Maat, Asha/Arta etc
Posted by Fredsvenn on June 13, 2015
Maat or Ma’at was the ancient Egyptian concept of truth, balance, order, law, morality, and justice. Maat was also personified as a goddess regulating the stars, seasons, and the actions of both mortals and the deities, who set the order of the universe from chaos at the moment of creation. Her ideological counterpart was Isfet.
In Sumerian mythology, a me or ñe or parşu is one of the decrees of the gods foundational to those social institutions, religious practices, technologies, behaviors, mores, and human conditions that make civilization, as the Sumerians understood it, possible. They are fundamental to the Sumerian understanding of the relationship between humanity and the gods.
Ma is a Sumerian word meaning “land” that in Sumerian mythology was also used to regard Primordial Land. The underworld Kur is the void space between the primeval sea (Abzu) and the earth (Ma). Which seem a likely pairing for parentage, in a fuzzy set of records.
Kummanni was the name of the main center the Anatolian kingdom of Kizzuwatna. Its location is uncertain, but is believed to be near the classical settlement of Comana in Cappadocia. It was the major cult center of the Hurrian chief deity, Tešup. Its Hurrian name Kummeni simply translates as “The Shrine.” Ma was a local goddess at Ma and a Phrygian alternative name for Cybele.
Asha is the Avestan language term (corresponding to Vedic language ṛta) for a concept of cardinal importance to Zoroastrian theology and doctrine. Its Old Persian equivalent is arta-. In Middle Iranian languages the term appears as ard-.
In the moral sphere, aša/arta represents what has been called “the decisive confessional concept of Zoroastrianism.” The significance of the term is complex, with a highly nuanced range of meaning. It is commonly summarized in accord with its contextual implications of ‘truth’ and ‘right(eousness)’, ‘order’ and ‘right working’. The opposite of Avestan aša is druj, “lie”.
Aratta is a land that appears in Sumerian myths surrounding Enmerkar and Lugalbanda, two early and possibly mythical kings of Uruk also mentioned on the Sumerian king list. Aratta is described in Sumerian literature as a fabulously wealthy place full of gold, silver, lapis lazuli and other precious materials, as well as the artisans to craft them. It is remote and difficult to reach. It is home to the goddess Inana, who transfers her allegiance from Aratta to Uruk. It is conquered by Enmerkar of Uruk.

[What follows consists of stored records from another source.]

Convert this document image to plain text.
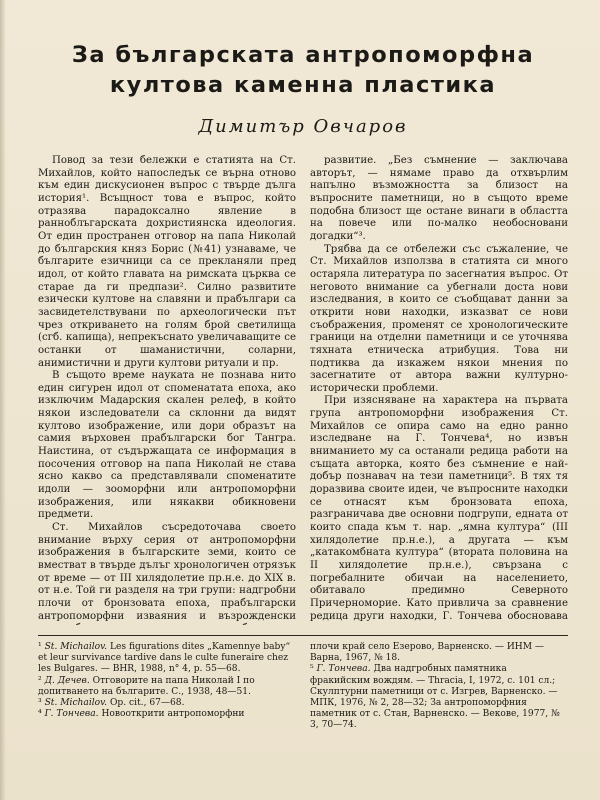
За българската антропоморфна
култова каменна пластика
Димитър Овчаров

Повод за тези бележки е статията на Ст. Михайлов, който напоследък се върна отново към един дискусионен въпрос с твърде дълга история¹. Всъщност това е въпрос, който отразява парадоксално явление в ранноблъгарската дохристиянска идеология. От един пространен отговор на папа Николай до българския княз Борис (№41) узнаваме, че българите езичници са се прекланяли пред идол, от който главата на римската църква се старае да ги предпази². Силно развитите езически култове на славяни и прабългари са засвидетелствувани по археологически път чрез откриването на голям брой светилища (сгб. капища), непрекъснато увеличаващите се останки от шаманистични, соларни, анимистични и други култови ритуали и пр.

В същото време науката не познава нито един сигурен идол от споменатата епоха, ако изключим Мадарския скален релеф, в който някои изследователи са склонни да видят култово изображение, или дори образът на самия върховен прабългарски бог Тангра. Наистина, от съдържащата се информация в посочения отговор на папа Николай не става ясно какво са представлявали споменатите идоли — зооморфни или антропоморфни изображения, или някакви обикновени предмети.

Ст. Михайлов съсредоточава своето внимание върху серия от антропоморфни изображения в българските земи, които се вместват в твърде дълъг хронологичен отрязък от време — от III хилядолетие пр.н.е. до XIX в. от н.е. Той ги разделя на три групи: надгробни плочи от бронзовата епоха, прабългарски антропоморфни изваяния и възрожденски

развитие. „Без съмнение — заключава авторът, — нямаме право да отхвърлим напълно възможността за близост на въпросните паметници, но в същото време подобна близост ще остане винаги в областта на повече или по-малко необосновани догадки“³.

Трябва да се отбележи със съжаление, че Ст. Михайлов използва в статията си много остаряла литература по засегнатия въпрос. От неговото внимание са убегнали доста нови изследвания, в които се съобщават данни за открити нови находки, изказват се нови съображения, променят се хронологическите граници на отделни паметници и се уточнява тяхната етническа атрибуция. Това ни подтиква да изкажем някои мнения по засегнатите от автора важни културно-исторически проблеми.

При изясняване на характера на първата група антропоморфни изображения Ст. Михайлов се опира само на едно ранно изследване на Г. Тончева⁴, но извън вниманието му са останали редица работи на същата авторка, която без съмнение е най-добър познавач на тези паметници⁵. В тях тя доразвива своите идеи, че въпросните находки се отнасят към бронзовата епоха, разграничава две основни подгрупи, едната от които спада към т. нар. „ямна култура“ (III хилядолетие пр.н.е.), а другата — към „катакомбната култура“ (втората половина на II хилядолетие пр.н.е.), свързана с погребалните обичаи на населението, обитавало предимно Северното Причерноморие. Като привлича за сравнение редица други находки, Г. Тончева обосновава

¹ St. Michailov. Les figurations dites „Kamennye baby“ et leur survivance tardive dans le culte funeraire chez les Bulgares. — BHR, 1988, n° 4, p. 55—68.

² Д. Дечев. Отговорите на папа Николай I по допитването на българите. С., 1938, 48—51.

³ St. Michailov. Op. cit., 67—68.

⁴ Г. Тончева. Новооткрити антропоморфни

плочи край село Езерово, Варненско. — ИНМ — Варна, 1967, № 18.

⁵ Г. Тончева. Два надгробных памятника фракийским вождям. — Thracia, I, 1972, с. 101 сл.; Скулптурни паметници от с. Изгрев, Варненско. — МПК, 1976, № 2, 28—32; За антропоморфния паметник от с. Стан, Варненско. — Векове, 1977, № 3, 70—74.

Urartu, corresponding to the biblical Kingdom of Ararat or Kingdom of Van, was an Iron Age kingdom centred on Lake Van in the Armenian Highlands. In the early 6th century BC, the Urartian Kingdom was replaced by the Armenian Orontid dynasty. In the trilingual Behistun inscription, carved in 521 or 520 BC by the order of Darius the Great of Persia, the country referred to as Urartu in Assyrian is called Arminiya in Old Persian and Harminuia in Elamite.
Scholars such as Carl Ferdinand Friedrich Lehmann-Haupt (1910) believed that the people of Urartu called themselves Khaldini after their god Khaldi (Ḫaldi, also known as Khaldi or Hayk), one of the three chief deities of Ararat (Urartu). His shrine was at Ardini (the present form of the name is Artin, meaning “sun rising” or to “awake”, and it persists in Armenian names to this day). The other two chief deities were Theispas of Kumenu, and Shivini of Tushpa.
Hayk or Hayg, also known as Haik Nahapet (Hayk the Tribal Chief) is the legendary patriarch and founder of the Armenian nation. His story is told in the History of Armenia attributed to the Armenian historian Moses of Chorene (410 to 490). Hayk and Haig are connected to hay and hayer (the nominative plural in Modern Armenian), the self-designation of the Armenians.
The name Armenia is connected to the Indo-European root Ar- meaning “assemble/create” which is vastly used in names of or regarding the Sun, light, or fire, found in Ararat, Aryan, Arta etc.